Following is a list of common herbs that are known to be toxic to some (or all) pets. Borage (Borage officinalis) is toxic to dogs, cats and horses. Borage tannins and mucilage can cause vomiting, diarrhoea and dermatitis. Caraway (Carum carvi) is toxic to dogs, cats and horses. Caraway oils, carvone and limonene can cause gastrointestinal upset. Eucalyptus species are toxic to dogs, cats and horses. Eucalyptus oils (eucalyptol) can cause digestive upset, hypersalivation, weakness and depression. Hops (Humulus lupulus) are toxic to dogs. Hops may cause an elevated temperature, seizures or death. Lovage (Levisticum officinale) is toxic to dogs, cats and horses. Lovage has volatile oils, including phthalide lactones, and it’s a diuretic. Marijuana (Cannabis sativa/indica) is toxic to dogs, cats and horses. Marijuana contains THC (tetrahydrocannabinol), which may result in listlessness, excitation, digestive upset, low blood pressure, low temperature, seizures, or coma. Marjoram (Origanum majorana) is toxic to dogs and cats.

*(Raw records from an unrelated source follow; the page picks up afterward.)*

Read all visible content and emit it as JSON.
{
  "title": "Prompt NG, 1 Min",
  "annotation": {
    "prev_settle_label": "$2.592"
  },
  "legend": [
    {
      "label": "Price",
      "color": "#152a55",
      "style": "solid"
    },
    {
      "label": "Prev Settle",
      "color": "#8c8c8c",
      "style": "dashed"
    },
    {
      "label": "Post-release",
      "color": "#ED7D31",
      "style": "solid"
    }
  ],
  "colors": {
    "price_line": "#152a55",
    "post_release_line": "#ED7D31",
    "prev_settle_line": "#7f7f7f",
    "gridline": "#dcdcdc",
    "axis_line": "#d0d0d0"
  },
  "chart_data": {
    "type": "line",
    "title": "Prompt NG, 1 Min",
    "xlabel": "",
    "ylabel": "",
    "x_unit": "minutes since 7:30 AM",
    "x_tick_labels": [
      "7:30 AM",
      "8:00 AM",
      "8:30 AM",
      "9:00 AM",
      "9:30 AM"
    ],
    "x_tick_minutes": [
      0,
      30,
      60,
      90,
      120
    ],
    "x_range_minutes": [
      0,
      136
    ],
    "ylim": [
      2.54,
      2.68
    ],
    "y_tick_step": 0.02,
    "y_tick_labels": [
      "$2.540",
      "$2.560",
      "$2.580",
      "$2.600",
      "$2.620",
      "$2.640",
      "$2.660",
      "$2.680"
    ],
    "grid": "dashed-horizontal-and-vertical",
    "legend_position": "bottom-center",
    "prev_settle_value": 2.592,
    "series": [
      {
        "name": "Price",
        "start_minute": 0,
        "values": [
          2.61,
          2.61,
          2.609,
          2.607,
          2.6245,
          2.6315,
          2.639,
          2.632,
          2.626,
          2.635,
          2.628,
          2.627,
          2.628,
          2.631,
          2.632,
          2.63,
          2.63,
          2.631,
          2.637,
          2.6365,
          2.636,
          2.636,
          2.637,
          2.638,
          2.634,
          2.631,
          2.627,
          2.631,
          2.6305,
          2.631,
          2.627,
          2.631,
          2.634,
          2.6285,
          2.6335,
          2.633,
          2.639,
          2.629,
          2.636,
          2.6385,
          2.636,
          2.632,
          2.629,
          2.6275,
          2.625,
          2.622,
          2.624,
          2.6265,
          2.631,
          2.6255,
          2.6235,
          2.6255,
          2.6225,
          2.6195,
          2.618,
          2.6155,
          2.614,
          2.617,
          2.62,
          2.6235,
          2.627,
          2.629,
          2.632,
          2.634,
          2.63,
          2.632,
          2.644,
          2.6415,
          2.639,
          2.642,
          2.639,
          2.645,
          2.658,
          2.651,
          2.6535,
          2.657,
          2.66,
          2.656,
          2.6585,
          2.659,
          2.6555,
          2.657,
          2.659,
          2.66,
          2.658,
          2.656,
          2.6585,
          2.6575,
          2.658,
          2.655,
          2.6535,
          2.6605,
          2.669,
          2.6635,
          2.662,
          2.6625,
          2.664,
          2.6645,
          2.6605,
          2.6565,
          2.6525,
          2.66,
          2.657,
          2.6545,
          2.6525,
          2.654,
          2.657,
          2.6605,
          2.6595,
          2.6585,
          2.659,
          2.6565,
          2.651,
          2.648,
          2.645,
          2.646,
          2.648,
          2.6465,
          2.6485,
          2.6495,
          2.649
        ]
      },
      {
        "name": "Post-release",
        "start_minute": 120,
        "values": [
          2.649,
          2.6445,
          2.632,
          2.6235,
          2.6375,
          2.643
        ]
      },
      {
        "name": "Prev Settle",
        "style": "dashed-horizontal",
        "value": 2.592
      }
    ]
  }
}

Marjoram can irritate the gastrointestinal system, resulting in vomiting and diarrhoea. Mint (Mentha sp.) is toxic to dogs, cats and horses. Mint’s essential oils may cause digestive issues if large amounts are ingested. Sorrel (Rumex scutatus) is toxic to dogs, cats and horses. Sorrel contains soluble oxalates. In small amounts, it can cause gastrointestinal upset. Regularly consuming high amounts may cause serious organ damage. Tarragon (Artemisia dracunculus) Tarragon oils are considered toxic to dogs, cats and horses. Ingesting the herb may result in mild digestive upset. Yucca spp. is toxic to dogs, cats and horses. Yucca’s saponins may cause digestive upset in dogs and cats. Yucca may cause dermatitis or liver disease in horses. Oregano might be tasty for humans, but it can cause stomach upset and low blood sugar in canines. Too much salt in a dog's diet can cause a potentially deadly condition called hypernatremia.

Thus, to sum up, some herbs and spices can be consumed safely by your pet, while some can cause digestive upset in dogs, whereas others are downright toxic to canines.